Alle anderen Fahrten in die ambulante Versorgung müssen noch genehmigt werden. Voraussetzung für die Verordnung einer Reise zur ambulanten Behandlung ist:

  • dass der Patient wegen einer Grunderkrankung über einen längeren Zeitraum behandelt werden muss und
  • dass diese Behandlung oder der zu dieser Behandlung führende Krankheitsverlauf für den Patienten lebensbedrohlich ist.

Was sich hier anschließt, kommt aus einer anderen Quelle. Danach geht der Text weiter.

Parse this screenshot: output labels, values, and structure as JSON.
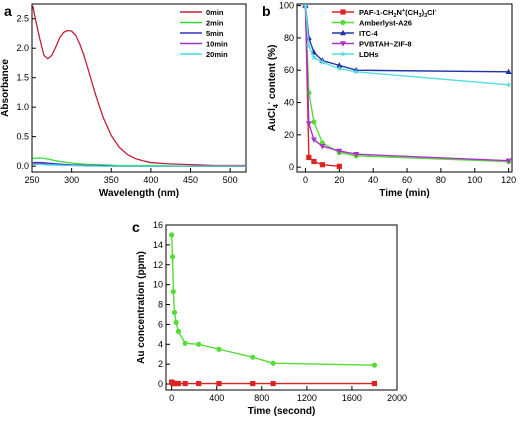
{
  "chart_data": [
    {
      "panel": "a",
      "type": "line",
      "xlabel": "Wavelength (nm)",
      "ylabel": "Absorbance",
      "xlim": [
        250,
        520
      ],
      "ylim": [
        -0.1,
        2.75
      ],
      "xticks": [
        250,
        300,
        350,
        400,
        450,
        500
      ],
      "yticks": [
        0.0,
        0.5,
        1.0,
        1.5,
        2.0,
        2.5
      ],
      "legend_position": "top-right",
      "series": [
        {
          "name": "0min",
          "color": "#c0203a",
          "x": [
            251,
            255,
            260,
            265,
            270,
            275,
            280,
            285,
            290,
            295,
            300,
            305,
            310,
            315,
            320,
            325,
            330,
            340,
            350,
            360,
            370,
            380,
            390,
            400,
            420,
            440,
            460,
            480,
            500,
            520
          ],
          "y": [
            2.72,
            2.45,
            2.15,
            1.88,
            1.82,
            1.88,
            2.02,
            2.18,
            2.27,
            2.3,
            2.29,
            2.22,
            2.08,
            1.9,
            1.68,
            1.45,
            1.22,
            0.82,
            0.52,
            0.32,
            0.2,
            0.13,
            0.09,
            0.06,
            0.04,
            0.03,
            0.02,
            0.01,
            0.01,
            0.01
          ]
        },
        {
          "name": "2min",
          "color": "#33dd33",
          "x": [
            251,
            260,
            270,
            280,
            290,
            300,
            320,
            340,
            360,
            400,
            450,
            520
          ],
          "y": [
            0.13,
            0.14,
            0.12,
            0.09,
            0.07,
            0.05,
            0.03,
            0.02,
            0.01,
            0.01,
            0.0,
            0.0
          ]
        },
        {
          "name": "5min",
          "color": "#3333cc",
          "x": [
            251,
            260,
            270,
            280,
            290,
            300,
            320,
            340,
            360,
            400,
            450,
            520
          ],
          "y": [
            0.06,
            0.06,
            0.05,
            0.04,
            0.03,
            0.02,
            0.01,
            0.01,
            0.0,
            0.0,
            0.0,
            0.0
          ]
        },
        {
          "name": "10min",
          "color": "#9933cc",
          "x": [
            251,
            260,
            270,
            280,
            290,
            300,
            320,
            340,
            360,
            400,
            450,
            520
          ],
          "y": [
            0.04,
            0.04,
            0.03,
            0.02,
            0.02,
            0.01,
            0.01,
            0.0,
            0.0,
            0.0,
            0.0,
            0.0
          ]
        },
        {
          "name": "20min",
          "color": "#44dddd",
          "x": [
            251,
            260,
            270,
            280,
            290,
            300,
            320,
            340,
            360,
            400,
            450,
            520
          ],
          "y": [
            0.03,
            0.03,
            0.02,
            0.02,
            0.01,
            0.01,
            0.0,
            0.0,
            0.0,
            0.0,
            0.0,
            0.0
          ]
        }
      ]
    },
    {
      "panel": "b",
      "type": "line",
      "xlabel": "Time (min)",
      "ylabel_parts": {
        "main": "AuCl",
        "sub": "4",
        "sup": "-",
        "rest": " content (%)"
      },
      "xlim": [
        -5,
        122
      ],
      "ylim": [
        -3,
        101
      ],
      "xticks": [
        0,
        20,
        40,
        60,
        80,
        100,
        120
      ],
      "yticks": [
        0,
        20,
        40,
        60,
        80,
        100
      ],
      "legend_position": "top-right",
      "series": [
        {
          "name_parts": {
            "pre": "PAF-1-CH",
            "s1": "2",
            "mid": "N",
            "p1": "+",
            "mid2": "(CH",
            "s2": "3",
            "mid3": ")",
            "s3": "3",
            "mid4": "Cl",
            "p2": "-"
          },
          "color": "#dd2222",
          "marker": "square",
          "x": [
            0,
            2,
            5,
            10,
            20
          ],
          "y": [
            100,
            6,
            3.5,
            1.5,
            0.5
          ]
        },
        {
          "name": "Amberlyst-A26",
          "color": "#55dd33",
          "marker": "circle",
          "x": [
            0,
            2,
            5,
            10,
            20,
            30,
            120
          ],
          "y": [
            100,
            46,
            28,
            15,
            9,
            7,
            3.5
          ]
        },
        {
          "name": "ITC-4",
          "color": "#2233aa",
          "marker": "triangle-up",
          "x": [
            0,
            2,
            5,
            10,
            20,
            30,
            120
          ],
          "y": [
            100,
            80,
            71,
            66,
            63,
            60,
            59
          ]
        },
        {
          "name": "PVBTAH~ZIF-8",
          "color": "#aa33cc",
          "marker": "triangle-down",
          "x": [
            0,
            2,
            5,
            10,
            20,
            30,
            120
          ],
          "y": [
            100,
            27,
            17,
            13,
            10,
            8,
            4
          ]
        },
        {
          "name": "LDHs",
          "color": "#55dddd",
          "marker": "star",
          "x": [
            0,
            2,
            5,
            10,
            20,
            30,
            120
          ],
          "y": [
            100,
            75,
            68,
            65,
            61,
            59,
            51
          ]
        }
      ]
    },
    {
      "panel": "c",
      "type": "line",
      "xlabel": "Time (second)",
      "ylabel": "Au concentration (ppm)",
      "xlim": [
        -50,
        2000
      ],
      "ylim": [
        -0.6,
        16
      ],
      "xticks": [
        0,
        400,
        800,
        1200,
        1600,
        2000
      ],
      "yticks": [
        0,
        2,
        4,
        6,
        8,
        10,
        12,
        14,
        16
      ],
      "series": [
        {
          "color": "#55dd33",
          "marker": "circle",
          "x": [
            0,
            8,
            15,
            25,
            40,
            60,
            120,
            240,
            420,
            720,
            900,
            1800
          ],
          "y": [
            15,
            12.8,
            9.3,
            7.2,
            6.2,
            5.3,
            4.1,
            4.0,
            3.5,
            2.7,
            2.1,
            1.9
          ]
        },
        {
          "color": "#dd2222",
          "marker": "square",
          "x": [
            0,
            8,
            15,
            25,
            40,
            60,
            120,
            240,
            420,
            720,
            900,
            1800
          ],
          "y": [
            0.2,
            0.1,
            0.05,
            0.05,
            0.05,
            0.05,
            0.05,
            0.05,
            0.05,
            0.05,
            0.05,
            0.05
          ]
        }
      ]
    }
  ]
}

Diese Voraussetzungen sind beispielsweise gegeben bei

  • Dialysebehandlung,
  • Onkologische Strahlentherapie,
  • Onkologische Chemotherapie.

In diesen Fällen benötigen Sie ein Rezept von Ihrem Arzt. Er prüft, ob Bedarf besteht und wählt gegebenenfalls das benötigte Transportmittel aus. Anerkannt werden nur Fahrten, die im Zusammenhang mit einer Krankenversicherungsleistung medizinisch notwendig sind. Gültig sind nur Fahrten auf dem direkten Weg zwischen dem Aufenthaltsort und der nächstgelegenen geeigneten Behandlungsmöglichkeit.

Versicherte müssen zehn Prozent der Reisekosten tragen, mindestens jedoch fünf Euro und maximal 10 Euro pro Reise. Bei Fahrtkosten unter fünf Euro zahlen Sie selbstverständlich nur den tatsächlichen Preis.

Quittungspflicht

Damit Sie als Patient finanziell nicht übermäßig belastet werden, gibt es Höchstgrenzen für die zu leistenden Zuzahlungen. Die Belastungsgrenze errechnet sich aus der Summe aller Zuzahlungen im Bereich der gesetzlichen Krankenversicherung. Bewahren Sie daher alle Zuzahlungsbelege sorgfältig auf.

Ärzte, Sanitätshäuser und alle anderen Leistungserbringer sowie die Krankenkassen müssen die Zuzahlungen kostenlos bestätigen.